Un coup de coeur de Mollat
Eddy s'est toujours senti différent, d'abord de sa famille, puis de ses camarades d'école, et de tout le reste de son entourage. Les Bellegeule sont une famille d'ouvriers, le père travaille à l'usine comme son père et son grand-père avant lui ; sa mère, femme au foyer, élève cinq enfants, son frère aîné est un "dur", sa grande sœur se coltine un compagnon qui la bat… Le portrait dressé par le jeune homme de sa famille correspond à une réalité sociale extrêmement dure et amère d'une condition ouvrière qui semble inchangée depuis la nuit des temps. Et aussi loin qu'il se souvienne, Eddy a toujours été un enfant efféminé avec "des manières", "des airs" que son entourage remarque avec un mélange d'incompréhension et de honte. Voyant dans le regard de sa famille la bête curieuse qu'il est pour eux, et souvent harcelé par des garçons plus âgés, Eddy est clairement piégé dans son quotidien. D'autant plus que son homosexualité s'impose très vite à lui, et pourtant il va tenter de la dissimuler, de la noyer, mais évidemment sa sexualité va rapidement le ronger pour finir par le submerger à l'adolescence.
Au delà de cette homosexualité enfouie et de la honte qu'elle inspire à Eddy lui-même, le jeune homme ressent encore plus violemment, peut-être, la honte d'appartenir à son milieu "pauvre" et à cette famille qu'il juge "arriérée". Pourtant ses parents ne manquent pas d'amour à l'égard de leurs enfants et, à plusieurs reprises au court du récit, on éprouve pour les parents de la tristesse en pensant à la répugnance qu'Eddy a d'être leur fils.

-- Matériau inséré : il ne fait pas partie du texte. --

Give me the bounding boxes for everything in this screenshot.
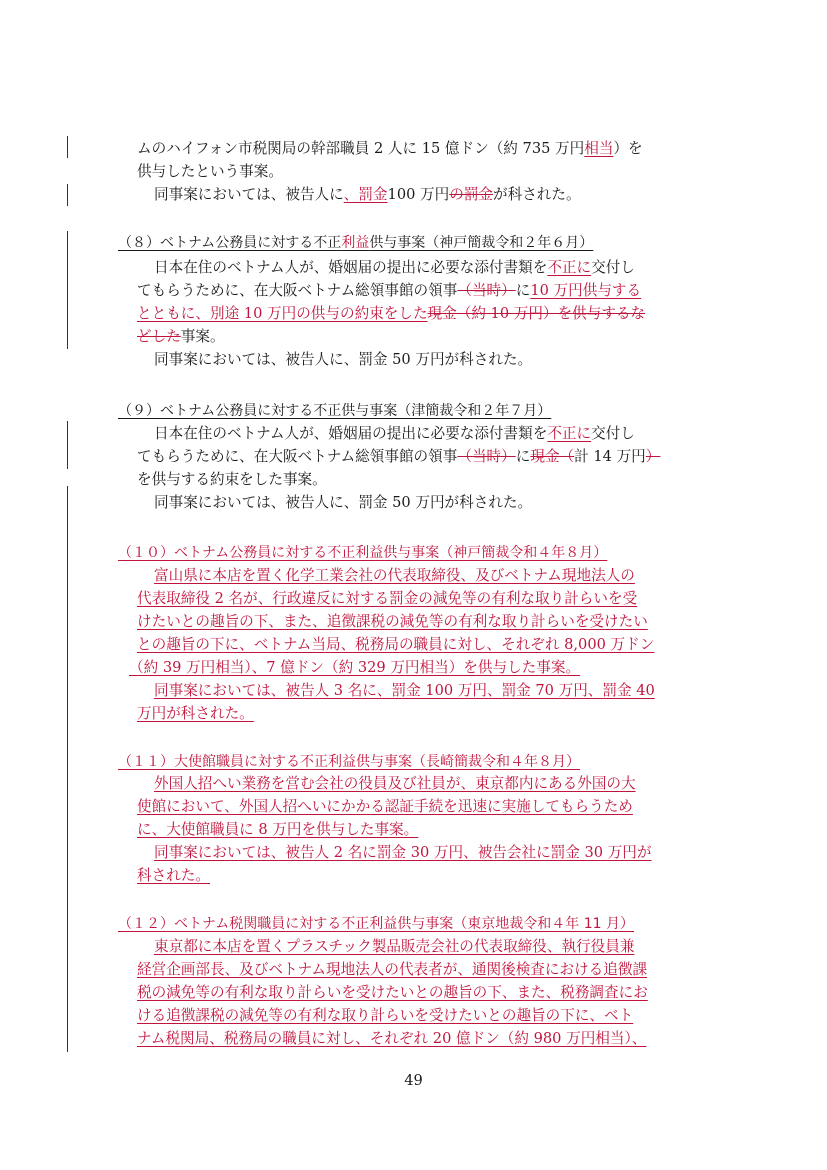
body-line: 同事案においては、被告人 2 名に罰金 30 万円、被告会社に罰金 30 万円が — [154, 844, 652, 861]
body-line: 代表取締役 2 名が、行政違反に対する罰金の減免等の有利な取り計らいを受 — [137, 590, 638, 607]
section-heading: （１２）ベトナム税関職員に対する不正利益供与事案（東京地裁令和４年 11 月） — [118, 916, 635, 932]
text-run: 日本在住のベトナム人が、婚姻届の提出に必要な添付書類を — [154, 425, 548, 442]
section-heading: （１１）大使館職員に対する不正利益供与事案（長崎簡裁令和４年８月） — [118, 754, 580, 770]
text-run: てもらうために、在大阪ベトナム総領事館の領事 — [137, 282, 458, 299]
deleted-text: の罰金 — [449, 186, 494, 203]
text-run: 事案。 — [180, 328, 225, 345]
deleted-text: 現金（約 10 万円）を供与するな — [427, 305, 646, 322]
body-line: 同事案においては、被告人に、罰金 50 万円が科された。 — [154, 494, 533, 511]
text-run: 100 万円 — [387, 186, 450, 203]
body-line: 万円が科された。 — [137, 705, 254, 722]
inserted-text: 、罰金 — [343, 186, 388, 203]
body-line: 供与したという事案。 — [137, 163, 283, 180]
body-line: ける追徴課税の減免等の有利な取り計らいを受けたいとの趣旨の下に、ベト — [137, 1007, 634, 1024]
inserted-text: 不正に — [547, 425, 592, 442]
text-run: 同事案においては、被告人に — [154, 186, 344, 203]
text-run: （８）ベトナム公務員に対する不正 — [118, 235, 342, 251]
inserted-text: 相当 — [584, 140, 614, 157]
body-line: けたいとの趣旨の下、また、追徴課税の減免等の有利な取り計らいを受けたい — [137, 613, 648, 630]
text-run: 供与事案（神戸簡裁令和２年６月） — [369, 235, 594, 251]
body-line — [154, 186, 581, 204]
body-line: ナム税関局、税務局の職員に対し、それぞれ 20 億ドン（約 980 万円相当）、 — [137, 1030, 647, 1047]
text-run: 交付し — [591, 425, 635, 442]
text-run: 計 14 万円 — [574, 448, 646, 465]
text-run: に — [515, 448, 531, 465]
change-bar — [67, 184, 68, 206]
deleted-text: （当時） — [457, 448, 516, 465]
deleted-text: どした — [137, 328, 181, 345]
text-run: に — [515, 282, 531, 299]
body-line — [137, 448, 660, 466]
section-heading: （１０）ベトナム公務員に対する不正利益供与事案（神戸簡裁令和４年８月） — [118, 545, 608, 561]
body-line — [154, 259, 635, 277]
inserted-text: 利益 — [341, 235, 370, 251]
inserted-text: 10 万円供与する — [530, 282, 642, 299]
body-line: 東京都に本店を置くプラスチック製品販売会社の代表取締役、執行役員兼 — [154, 938, 635, 955]
body-line — [137, 140, 643, 158]
inserted-text: 不正に — [547, 259, 592, 276]
text-run: てもらうために、在大阪ベトナム総領事館の領事 — [137, 448, 458, 465]
section-heading — [118, 234, 593, 252]
change-bar — [67, 486, 68, 1052]
body-line — [154, 425, 635, 443]
body-line: 経営企画部長、及びベトナム現地法人の代表者が、通関後検査における追徴課 — [137, 961, 648, 978]
change-bar — [67, 231, 68, 349]
deleted-text: ） — [645, 448, 661, 465]
body-line: 富山県に本店を置く化学工業会社の代表取締役、及びベトナム現地法人の — [154, 567, 635, 584]
deleted-text: （当時） — [457, 282, 516, 299]
body-line: 外国人招へい業務を営む会社の役員及び社員が、東京都内にある外国の大 — [154, 775, 636, 792]
body-line — [137, 328, 225, 346]
body-line: 税の減免等の有利な取り計らいを受けたいとの趣旨の下、また、税務調査にお — [137, 984, 648, 1001]
text-run: が科された。 — [493, 186, 581, 203]
section-heading: （９）ベトナム公務員に対する不正供与事案（津簡裁令和２年７月） — [118, 403, 552, 419]
body-line: 科された。 — [137, 867, 210, 884]
body-line: 同事案においては、被告人に、罰金 50 万円が科された。 — [154, 351, 533, 368]
body-line: 同事案においては、被告人 3 名に、罰金 100 万円、罰金 70 万円、罰金 40 — [154, 682, 655, 699]
text-run: 交付し — [591, 259, 635, 276]
text-run: 日本在住のベトナム人が、婚姻届の提出に必要な添付書類を — [154, 259, 548, 276]
deleted-text: 現金（ — [530, 448, 575, 465]
page-number: 49 — [404, 1072, 423, 1089]
body-line — [137, 305, 645, 323]
change-bar — [67, 421, 68, 469]
body-line: （約 39 万円相当）、7 億ドン（約 329 万円相当）を供与した事案。 — [129, 659, 581, 676]
body-line: を供与する約束をした事案。 — [137, 471, 327, 488]
body-line: 使館において、外国人招へいにかかる認証手続を迅速に実施してもらうため — [137, 798, 633, 815]
change-bar — [67, 136, 68, 158]
text-run: ）を — [613, 140, 643, 157]
body-line: との趣旨の下に、ベトナム当局、税務局の職員に対し、それぞれ 8,000 万ドン — [137, 636, 655, 653]
text-run: ムのハイフォン市税関局の幹部職員 2 人に 15 億ドン（約 735 万円 — [137, 140, 585, 157]
body-line: に、大使館職員に 8 万円を供与した事案。 — [137, 821, 419, 838]
body-line — [137, 282, 641, 300]
inserted-text: とともに、別途 10 万円の供与の約束をした — [137, 305, 428, 322]
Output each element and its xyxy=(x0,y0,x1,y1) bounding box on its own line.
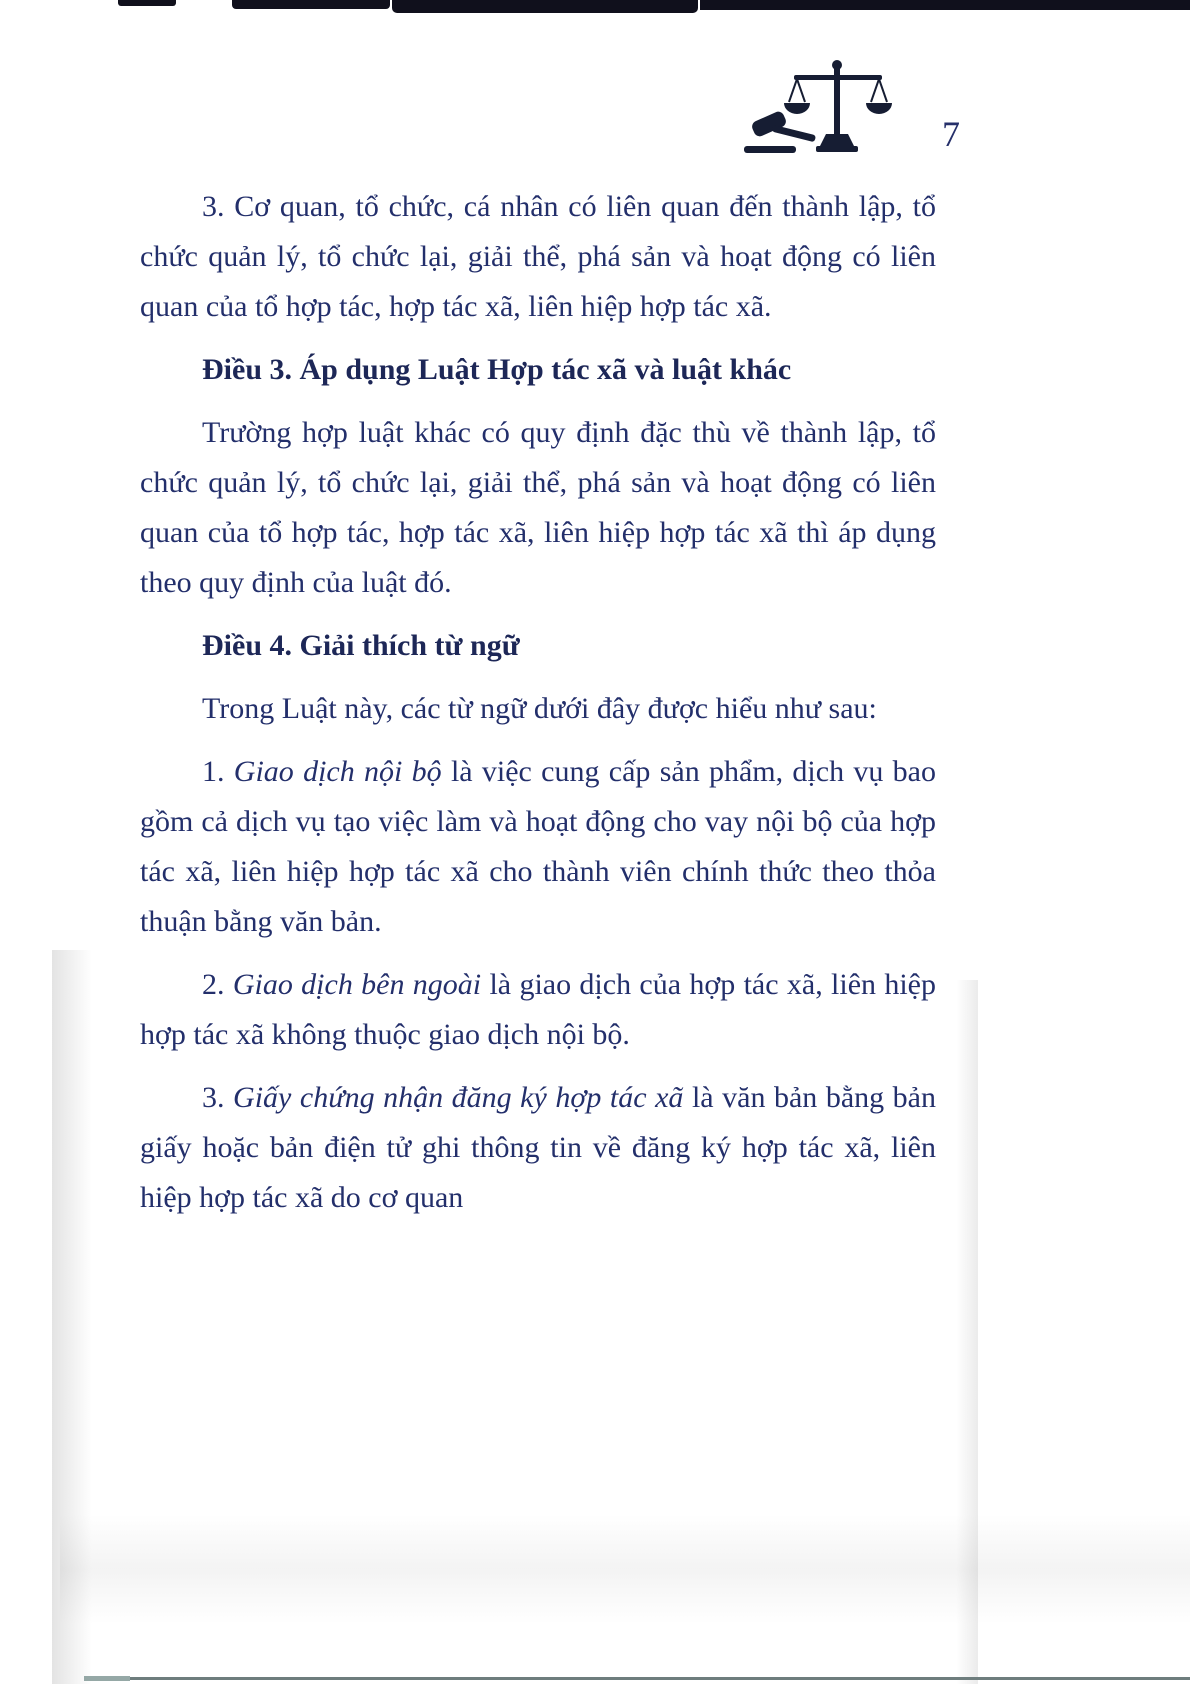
definition-3 xyxy=(140,1073,936,1223)
definition-1-text: là việc cung cấp sản phẩm, dịch vụ bao gồm cả dịch vụ tạo việc làm và hoạt động cho vay nội bộ của hợp tác xã, liên hiệp hợp tác xã cho thành viên chính thức theo thỏa thuận bằng văn bản. xyxy=(140,755,936,938)
definition-1-term: Giao dịch nội bộ xyxy=(233,755,442,788)
paragraph-article-4-intro: Trong Luật này, các từ ngữ dưới đây được hiểu như sau: xyxy=(202,692,877,725)
scan-artifact-bottom-accent xyxy=(84,1676,130,1681)
definition-2-number: 2. xyxy=(202,968,233,1001)
definition-2-term: Giao dịch bên ngoài xyxy=(232,968,482,1001)
scales-of-justice-icon xyxy=(734,58,894,158)
article-4-heading: Điều 4. Giải thích từ ngữ xyxy=(202,629,520,662)
paragraph-article-3-body: Trường hợp luật khác có quy định đặc thù về thành lập, tổ chức quản lý, tổ chức lại, giải thể, phá sản và hoạt động có liên quan của tổ hợp tác, hợp tác xã, liên hiệp hợp tác xã thì áp dụng theo quy định của luật đó. xyxy=(140,416,936,599)
text-block xyxy=(140,182,936,1236)
page-header xyxy=(734,58,960,158)
scan-artifact-top xyxy=(232,0,390,9)
definition-1 xyxy=(140,747,936,947)
article-3-heading: Điều 3. Áp dụng Luật Hợp tác xã và luật khác xyxy=(202,353,792,386)
page-edge-shadow-bottom xyxy=(60,1514,1190,1624)
definition-2 xyxy=(140,960,936,1060)
scan-artifact-bottom-line xyxy=(84,1677,1190,1680)
definition-2-text: là giao dịch của hợp tác xã, liên hiệp hợp tác xã không thuộc giao dịch nội bộ. xyxy=(140,968,936,1051)
definition-3-number: 3. xyxy=(202,1081,234,1114)
scan-artifact-top xyxy=(700,0,1190,10)
page-number: 7 xyxy=(942,114,960,154)
scan-artifact-top xyxy=(118,0,176,6)
definition-3-term: Giấy chứng nhận đăng ký hợp tác xã xyxy=(233,1081,684,1114)
definition-3-text: là văn bản bằng bản giấy hoặc bản điện tử ghi thông tin về đăng ký hợp tác xã, liên hiệp hợp tác xã do cơ quan xyxy=(140,1081,936,1214)
definition-1-number: 1. xyxy=(202,755,234,788)
scan-artifact-top xyxy=(392,0,698,13)
paragraph-scope-item-3: 3. Cơ quan, tổ chức, cá nhân có liên quan đến thành lập, tổ chức quản lý, tổ chức lại, giải thể, phá sản và hoạt động có liên quan của tổ hợp tác, hợp tác xã, liên hiệp hợp tác xã. xyxy=(140,190,936,323)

Sa différence, sa sensibilité et la conscience qu'il a d'elles le mettent encore plus à l'écart des siens que la peur de son homosexualité révélée. Très vite, on le sent bien, Eddy va chercher un échappatoire à son milieu, à sa famille, à sa vie.

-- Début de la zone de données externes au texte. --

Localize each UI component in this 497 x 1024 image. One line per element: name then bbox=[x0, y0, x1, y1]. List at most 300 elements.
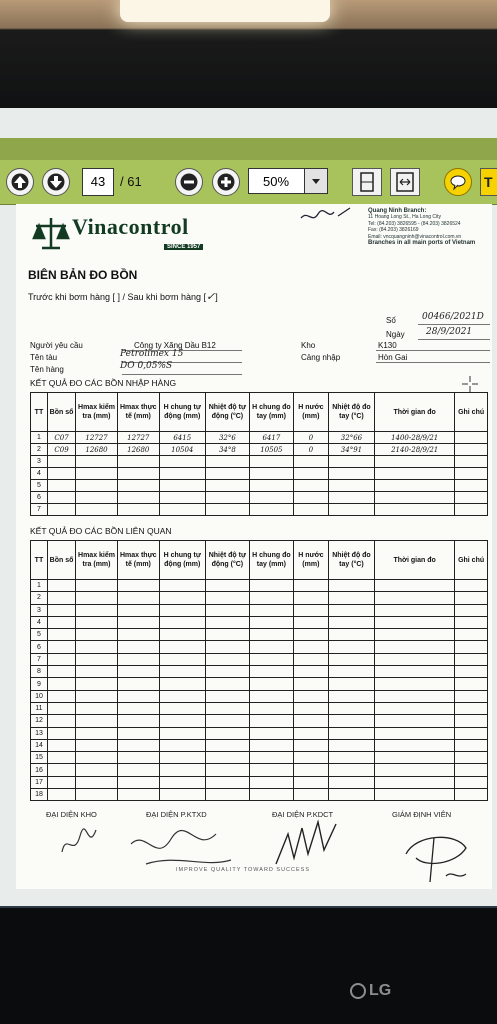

On imagine qu'en partant étudier dans une section artistique au lycée d'Amiens, en pension complète, Eddy commencera à trouver cet échappatoire. Puis, en devenant Edouard Louis, le jeune garçon ne pouvait symboliquement pas faire mieux pour abandonner le jeune Eddy Bellegueule, son village natal, sa famille, ses origines…
Un parcours particulier pour un jeune homme d'une vingtaine d'années à peine, personnage plus réel que fictionnel, auquel, pourtant, le lecteur ne peut demander de justifier ses choix, ceux fait dans sa vie ou dans son roman. Un roman, quoiqu'il en soit, d'une grande force à la fois fascinante et répulsive. D'En finir avec Eddy Bellegeule, on ressort très troublé et vacillant avec un immense sentiment de douloureuse tristesse pour un jeune homme qui ne s'est jamais senti à sa place et dont on n'a aucune certitude qu'il la trouvera finalement, puisque semblant avoir renoncé à ses racines et donc ayant abandonner une part de lui dans le néant d'une région qu'il veut à tout prix laisser loin derrière lui. Un livre qui questionne.